I was standing with my Doc listening to the news at the front desk.We both were in shock and disbelief. Couldn't wait to hurry home at 6pm. Wayne had picked Dad up and we all watched CNN in horror.
My husband and I had just left for vacation. We hadn't taken one in years. We were near Buffalo NY when we heard it on the radio. It was a strange ride seeing all the planes land and not take off for days.
I was on my way to my parents house after leaving what I though was going to be a yoga class... when I heard about the first plane on the radio. We assumed it was pilot error. Once I got to my parents house, the TV was on and we sat and watched in horror as the second plane hit the other tower. Shocked, stunned disbelief. Then news of the Pentagon. It was as if the entire country was going to under attack at any minute. It was a scary time. I was a wreck... so much so that I called my husband to come home, I took a Valium I had left over from a surgery earlier in the year, and then stayed glued to the TV for days like the rest of the country.
I was talking to my son who was looking at the plane coming toward the second tower on his way to the towers for a meeting.I will never forget that phone call...I am blessed
that I still have my sone to talk to on the phone. I pray for the families
who lost sons daughters and loved ones on that day.
Your image is haunting and beautiful..
peace to you and yours hugs NG
I was at work, watching everything happen on a little tiny TV set; I wanted to go immediately to my parents' house, 500+ miles away, just to be near them, but I had to work. Needless to say, not much work got done that day, or for a few days after.
Hi All,
We all shared the same reactions and emotions that day.
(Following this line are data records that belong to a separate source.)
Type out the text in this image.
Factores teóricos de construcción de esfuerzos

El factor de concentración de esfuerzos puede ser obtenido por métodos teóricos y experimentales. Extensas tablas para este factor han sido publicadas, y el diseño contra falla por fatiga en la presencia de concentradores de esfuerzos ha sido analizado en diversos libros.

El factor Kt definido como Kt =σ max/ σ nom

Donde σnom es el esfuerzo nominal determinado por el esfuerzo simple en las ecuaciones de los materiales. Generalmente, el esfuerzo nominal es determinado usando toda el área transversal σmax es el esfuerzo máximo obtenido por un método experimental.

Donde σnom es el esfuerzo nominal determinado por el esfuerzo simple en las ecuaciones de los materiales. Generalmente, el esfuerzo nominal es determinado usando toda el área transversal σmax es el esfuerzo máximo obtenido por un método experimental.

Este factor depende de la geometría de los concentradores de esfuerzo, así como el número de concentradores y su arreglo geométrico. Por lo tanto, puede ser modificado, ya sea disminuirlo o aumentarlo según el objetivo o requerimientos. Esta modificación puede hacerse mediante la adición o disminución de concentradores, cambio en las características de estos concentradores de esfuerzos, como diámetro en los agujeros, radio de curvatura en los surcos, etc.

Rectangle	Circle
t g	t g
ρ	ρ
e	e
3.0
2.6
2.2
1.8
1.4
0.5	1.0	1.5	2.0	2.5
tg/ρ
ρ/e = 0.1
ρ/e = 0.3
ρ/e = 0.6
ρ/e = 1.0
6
No matter what our plans were for the day or where we were when we heard the dreadful news, we all wound up in the same place - secure in our homes glued to the TV. I am thankful I didn't need to worry over the whereabouts of loved ones like thousands and thousands of friends and families around the world did...
Thanks for sharing your day with me and the rest of us. This event is one we don't want to remember; however, it's too important to forget.
I was at work at Peacemaker Ministries when a co-worker came by and asked whether I had heard the news....for the rest of the day, we prayed and watched coverage of the attack. It was difficult to go about business as usual. I contacted my parents and children - you're right, just wanted to let those nearest me know that I loved them.
One of our staff was in Europe, and wouldn't return to the USA for another few days due to the flight restrictions. He was one of the many who could not simply reach out to those closest to him as a husband and father....but he did create a lifelong bond with a man from the Mideast who was also "stranded."
Even amidst the tragedy and suffering, we are blessed, and find new growth and opportunities.
Sharon
I'd just arrived to the office and my boss looked at me gravely and said the towers had been hit. And there was possibly a plane headed for Los Angeles. The internet was impossible to get to, no one had a radio that could receive a signal in our office building, no one had a TV. I remember thinking that a disaster of a scale I'd never known before could be on its way right here.